A l’origine

de Xavier Giannoli, photographié par Glynn Speeckaert

La lumière du nord selon Glynn Speeckaert et Xavier Giannoli
Glynn Speckaert est issu des rangs de l’INSAS belge. Après avoir fait ses armes en tant qu’électricien, il partage désormais sa carrière de chef opérateur entre fiction cinéma et de nombreuses campagnes de publicité internationale.
Basé depuis peu aux Etats-Unis, il intègre dans sa filmographie à la fois des films anglais et allemands comme Secret Society d’Imogen Kimmel, Ex Drummer de Koen Mortier ou The Visitation de Robby Henson. Xavier Giannoli lui a proposé de l’accompagner sur A l’origine, en remplacement de Yorrick Le Saux, alors indisponible.
Le chantier autoroutier
Le chantier autoroutier


Comment décririez-vous ce film ?

Glynn Speeckaert : C’est avant tout un film réaliste. C’est en tout cas comme ça que Xavier Gianolli m’a présenté les choses. Nous avons tourné autour d’un véritable chantier autoroutier, dans le Nord, l’hiver... Les conditions étaient difficiles, les journées courtes, et l’enjeu était surtout de saisir des images qui avaient du sens et pas spécialement de " jolies images ". Comme je suis natif de Belgique, il se trouve que je connais bien cette région du nord de la France, ces lumières, ces ambiances qui sont très proches de ce qu’on a de l’autre côté de la frontière…

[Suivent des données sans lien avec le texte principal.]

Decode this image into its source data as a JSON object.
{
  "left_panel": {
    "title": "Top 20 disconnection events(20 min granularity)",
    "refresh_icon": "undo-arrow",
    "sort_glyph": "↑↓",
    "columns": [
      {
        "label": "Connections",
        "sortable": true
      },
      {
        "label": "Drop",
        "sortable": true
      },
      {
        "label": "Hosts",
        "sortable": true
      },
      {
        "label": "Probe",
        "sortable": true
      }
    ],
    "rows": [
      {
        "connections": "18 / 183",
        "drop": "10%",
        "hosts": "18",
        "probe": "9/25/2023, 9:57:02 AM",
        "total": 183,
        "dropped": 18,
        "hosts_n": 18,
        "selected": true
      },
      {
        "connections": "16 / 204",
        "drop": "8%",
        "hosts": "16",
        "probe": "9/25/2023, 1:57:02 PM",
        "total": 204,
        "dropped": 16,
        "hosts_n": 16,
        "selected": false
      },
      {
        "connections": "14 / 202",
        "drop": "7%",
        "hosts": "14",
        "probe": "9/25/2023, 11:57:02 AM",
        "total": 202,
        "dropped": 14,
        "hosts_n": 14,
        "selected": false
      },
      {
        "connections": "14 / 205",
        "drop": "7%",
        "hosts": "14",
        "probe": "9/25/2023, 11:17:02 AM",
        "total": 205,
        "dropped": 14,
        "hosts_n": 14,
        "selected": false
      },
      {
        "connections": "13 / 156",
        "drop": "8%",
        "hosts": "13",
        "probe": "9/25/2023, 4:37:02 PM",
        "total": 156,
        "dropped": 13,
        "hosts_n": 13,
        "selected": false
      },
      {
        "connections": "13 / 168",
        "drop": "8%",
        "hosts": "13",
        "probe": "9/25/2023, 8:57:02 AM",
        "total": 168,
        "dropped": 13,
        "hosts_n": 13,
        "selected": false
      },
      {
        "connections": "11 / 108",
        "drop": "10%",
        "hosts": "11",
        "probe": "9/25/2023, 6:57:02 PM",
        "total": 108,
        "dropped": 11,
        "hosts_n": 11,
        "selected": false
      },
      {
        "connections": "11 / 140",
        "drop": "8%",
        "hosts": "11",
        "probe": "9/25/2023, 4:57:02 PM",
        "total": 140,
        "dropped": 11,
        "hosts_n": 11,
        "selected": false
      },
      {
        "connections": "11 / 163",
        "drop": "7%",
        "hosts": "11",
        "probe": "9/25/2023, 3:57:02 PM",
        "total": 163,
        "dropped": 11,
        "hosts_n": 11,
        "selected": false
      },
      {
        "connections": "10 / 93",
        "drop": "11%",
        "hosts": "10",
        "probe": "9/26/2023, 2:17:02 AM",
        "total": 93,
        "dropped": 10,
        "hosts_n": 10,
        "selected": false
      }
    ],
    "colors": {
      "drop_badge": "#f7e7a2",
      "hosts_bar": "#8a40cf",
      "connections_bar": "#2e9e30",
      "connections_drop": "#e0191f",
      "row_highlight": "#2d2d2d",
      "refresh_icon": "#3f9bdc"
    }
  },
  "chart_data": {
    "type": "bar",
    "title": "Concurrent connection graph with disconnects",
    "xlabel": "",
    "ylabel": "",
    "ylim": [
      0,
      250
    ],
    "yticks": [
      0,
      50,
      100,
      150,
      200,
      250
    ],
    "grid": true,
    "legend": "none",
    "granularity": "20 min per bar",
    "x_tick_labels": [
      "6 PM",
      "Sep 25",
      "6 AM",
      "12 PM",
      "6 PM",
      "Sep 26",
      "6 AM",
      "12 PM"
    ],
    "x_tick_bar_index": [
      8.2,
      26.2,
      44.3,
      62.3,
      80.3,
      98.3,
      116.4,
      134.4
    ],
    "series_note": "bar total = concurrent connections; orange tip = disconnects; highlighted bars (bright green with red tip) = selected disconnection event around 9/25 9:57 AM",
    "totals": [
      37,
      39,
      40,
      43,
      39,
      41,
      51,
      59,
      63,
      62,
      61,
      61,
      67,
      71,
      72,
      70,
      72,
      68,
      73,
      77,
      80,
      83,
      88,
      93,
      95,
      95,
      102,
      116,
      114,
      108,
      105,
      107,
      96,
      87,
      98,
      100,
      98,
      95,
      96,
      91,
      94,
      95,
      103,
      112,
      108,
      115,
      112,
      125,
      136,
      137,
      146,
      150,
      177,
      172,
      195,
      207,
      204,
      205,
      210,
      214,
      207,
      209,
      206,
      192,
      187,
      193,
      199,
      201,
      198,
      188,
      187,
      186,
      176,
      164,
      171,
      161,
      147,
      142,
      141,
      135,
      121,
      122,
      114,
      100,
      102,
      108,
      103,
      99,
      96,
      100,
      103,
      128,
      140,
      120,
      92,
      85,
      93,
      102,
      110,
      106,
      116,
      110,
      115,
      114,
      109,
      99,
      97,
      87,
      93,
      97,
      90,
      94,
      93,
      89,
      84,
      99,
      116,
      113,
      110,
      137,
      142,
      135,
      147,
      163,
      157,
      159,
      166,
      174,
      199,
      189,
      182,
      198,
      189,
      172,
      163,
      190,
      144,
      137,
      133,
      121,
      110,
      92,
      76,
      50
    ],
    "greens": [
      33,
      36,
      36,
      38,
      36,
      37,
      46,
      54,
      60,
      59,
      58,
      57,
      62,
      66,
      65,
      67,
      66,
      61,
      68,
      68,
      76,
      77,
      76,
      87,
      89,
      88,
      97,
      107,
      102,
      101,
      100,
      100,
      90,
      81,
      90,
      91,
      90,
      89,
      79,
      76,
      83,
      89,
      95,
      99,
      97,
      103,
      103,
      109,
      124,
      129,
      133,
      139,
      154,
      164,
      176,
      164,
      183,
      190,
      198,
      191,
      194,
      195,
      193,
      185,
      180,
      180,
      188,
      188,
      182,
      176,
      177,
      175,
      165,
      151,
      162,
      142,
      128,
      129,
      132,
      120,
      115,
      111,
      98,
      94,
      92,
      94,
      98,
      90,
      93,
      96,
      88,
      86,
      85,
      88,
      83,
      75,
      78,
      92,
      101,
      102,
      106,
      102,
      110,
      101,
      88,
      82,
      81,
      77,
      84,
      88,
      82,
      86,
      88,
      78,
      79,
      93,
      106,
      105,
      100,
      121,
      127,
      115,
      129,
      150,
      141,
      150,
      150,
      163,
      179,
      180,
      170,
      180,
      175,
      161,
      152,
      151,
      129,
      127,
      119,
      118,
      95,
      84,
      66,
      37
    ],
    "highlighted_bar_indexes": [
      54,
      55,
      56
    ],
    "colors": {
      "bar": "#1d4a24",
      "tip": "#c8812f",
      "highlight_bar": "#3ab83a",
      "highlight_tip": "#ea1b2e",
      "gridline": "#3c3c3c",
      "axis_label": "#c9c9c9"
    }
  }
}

En combien de temps le film s’est-il fait ?

GS : Le film a démarré en décembre 2008, alors que les journées de tournage exploitables ne dépassaient pas six heures. Le mauvais temps, la boue, le froid ont mis l’équipe à rude épreuve. On avait presque parfois l’impression d’être dans une ambiance presque militaire, tellement les conditions étaient dures et le matériel était sale ! Mais toute l’équipe y est allée à fond, entraînée par l’enthousiasme de Xavier, qui ne lâche jamais rien.
J’ai souvenir de séquences de nuit qui étaient censées se tourner sous la pluie, mais où les rampes à pluie étaient bloquées par le gel et plus rien ne fonctionnait ! Finalement, on a terminé le film en 101 jours avec 6 semaines de retard, mais sans vraiment avoir eu l’impression de chômer une seule minute.

Avez-vous créé un chemin visuel au cours du film ?

GS : C’est l’histoire d’un personnage qui ment tout le temps (François Cluzet), et qui, au bout d’un moment, tombe amoureux d’une femme (Emmanuelle Devos) qui va le faire changer. Alors il commence à aimer les gens qu’il trompait autour de lui, et d’une certaine manière à se redécouvrir, et à se sentir mieux lui aussi. L’idée que j’ai proposée à Xavier Gianolli a été de changer de système optique à partir de ce moment-là. En effet, jusqu’à ce changement dans le personnage, tout est filmé en Super 35 avec des optiques sphériques.
Ensuite, pour la partie où tout commence à s’améliorer pour lui dans sa tête, on est passé à une prise de vues anamorphique. La différence est assez ténue, elle se voit surtout sur la profondeur de champ, la qualité des flous comme sur le rendu des points lumineux en arrière plan lors des séquences de chantiers en extérieur nuit. Cette partie du film s’éloigne résolument du rendu purement réaliste qu’on avait adopté au départ pour se diriger un peu plus vers un côté un peu plus féerique..., presque fellinien.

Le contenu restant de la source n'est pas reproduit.